In the past year, Brexit and GDPR have stirred up unusually choppy water for publishers in the U.K. Now, their currents are claiming some casualties.
Last week, Quartz told the commercial division of its U.K. office that it would be eliminating four jobs. Those four positions represent nearly one-fifth of Quartz’s U.K. commercial team, which totals 19 people. Quartz’s overall headcount is more than 240 people worldwide.
When reached for comment, a Quartz spokesperson emailed the following statement:
“Quartz’s UK team has consistently contributed to the company’s growth since the beginning. It’s only been in the last year that the UK team, which was responsible for nearly 25 percent of the company’s total ad revenue in 2017, experienced a slow-down in 2018, which we attribute to a number of factors, some of which are out of our hands, like the business uncertainty in the face of Brexit. Additionally, we’re implementing new strategies that allow us to focus on larger partnerships in the UK market, which we expect will reverse this short-term trend.”
Those potential cuts are unusual for Quartz, which has mostly managed to avoid layoffs through its six-year history. The company’s overall business is also on the rise, with 2018 revenues up 25 percent year over year, according to a person familiar with the publisher’s finances.

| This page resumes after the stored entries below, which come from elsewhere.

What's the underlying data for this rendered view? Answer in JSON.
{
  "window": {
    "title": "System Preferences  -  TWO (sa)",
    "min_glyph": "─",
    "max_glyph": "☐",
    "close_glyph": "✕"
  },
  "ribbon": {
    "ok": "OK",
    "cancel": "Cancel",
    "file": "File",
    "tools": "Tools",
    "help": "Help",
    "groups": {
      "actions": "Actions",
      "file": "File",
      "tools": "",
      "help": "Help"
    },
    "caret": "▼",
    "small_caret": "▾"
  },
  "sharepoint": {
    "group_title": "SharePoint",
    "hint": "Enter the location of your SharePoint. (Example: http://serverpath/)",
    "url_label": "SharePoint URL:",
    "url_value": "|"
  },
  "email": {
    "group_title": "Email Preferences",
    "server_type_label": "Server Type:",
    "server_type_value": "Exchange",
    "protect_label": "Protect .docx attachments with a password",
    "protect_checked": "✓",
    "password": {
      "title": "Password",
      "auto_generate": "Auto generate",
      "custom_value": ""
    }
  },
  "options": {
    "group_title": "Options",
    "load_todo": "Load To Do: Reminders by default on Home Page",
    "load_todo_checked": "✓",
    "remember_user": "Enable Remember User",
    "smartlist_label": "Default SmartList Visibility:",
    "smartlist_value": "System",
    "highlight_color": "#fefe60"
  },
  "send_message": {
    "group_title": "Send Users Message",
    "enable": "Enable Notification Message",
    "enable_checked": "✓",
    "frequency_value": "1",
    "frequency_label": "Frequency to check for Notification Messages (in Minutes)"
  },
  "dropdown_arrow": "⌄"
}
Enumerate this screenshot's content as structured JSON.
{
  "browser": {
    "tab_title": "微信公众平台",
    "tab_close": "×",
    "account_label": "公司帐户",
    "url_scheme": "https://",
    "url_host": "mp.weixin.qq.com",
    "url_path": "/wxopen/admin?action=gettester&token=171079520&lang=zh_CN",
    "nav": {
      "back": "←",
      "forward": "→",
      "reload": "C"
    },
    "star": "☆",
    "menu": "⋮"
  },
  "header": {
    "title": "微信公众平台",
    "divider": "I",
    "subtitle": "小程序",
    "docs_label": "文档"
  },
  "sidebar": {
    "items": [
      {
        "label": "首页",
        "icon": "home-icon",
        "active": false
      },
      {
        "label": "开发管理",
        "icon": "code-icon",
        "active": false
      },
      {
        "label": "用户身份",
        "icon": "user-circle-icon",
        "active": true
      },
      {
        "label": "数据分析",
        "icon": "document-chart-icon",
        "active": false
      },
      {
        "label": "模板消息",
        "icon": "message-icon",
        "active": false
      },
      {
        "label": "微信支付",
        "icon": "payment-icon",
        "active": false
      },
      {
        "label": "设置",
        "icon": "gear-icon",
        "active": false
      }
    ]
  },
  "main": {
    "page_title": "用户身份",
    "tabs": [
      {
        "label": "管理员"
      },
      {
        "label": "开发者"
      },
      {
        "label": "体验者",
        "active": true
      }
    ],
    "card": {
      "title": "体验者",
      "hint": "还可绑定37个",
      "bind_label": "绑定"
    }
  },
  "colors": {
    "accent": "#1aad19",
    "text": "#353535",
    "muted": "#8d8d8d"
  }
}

It also intends to increase its headcount in 2019, to 280, that person said.
But Quartz’s decision to shrink part of its U.K. commercial team is a testament to the scope of the challenges to the U.K.’s media sector, which IAB UK CEO Jon Mew described last fall as “the most uncertain economic and regulatory climate the digital sector has ever seen.”
Though Brexit’s deadline is just two months away, it remains unclear whether the separation from the EU will take place, and what form it might take. The U.K. industries facing the greatest uncertainty include the finance sector, which is a big focus area for Quartz’s commercial team.
The rate of digital ad growth business is beginning to slow down in the U.K. Growth in advertising was expected to be its lowest in three years, according to the most recent quarterly report released by the U.K. trade group Institute for Practitioners of Advertising. In the report, 21 percent of respondents said they expected budgets to increase (18 percent said they expected budgets would decrease).
Brexit uncertainty is not the only thing making British publishers’ lives harder. Nearly one-third of respondents to a Digiday+ research poll said that Europe’s General Data Protection Regulation had negatively affected their programmatic revenue, while another 29 percent said they were unsure if the regulation had affected their programmatic revenue.
GDPR doesn’t impact Quartz as much as other publishers, in part because it relies on branded content for ad revenue. But the twin storms of GDPR and Brexit are likely to create further difficulties for publishers in the year ahead, particularly as confusion continues to hang over Britain’s attempts to extricate itself from the European Union.
“Uncertainty’s bad for everybody,” said Stefan Tornquist, svp of research at Econsultancy, of Brexit’s likely impact on U.K. publishers. “And it appears to me that it’s only going to get more uncertain.”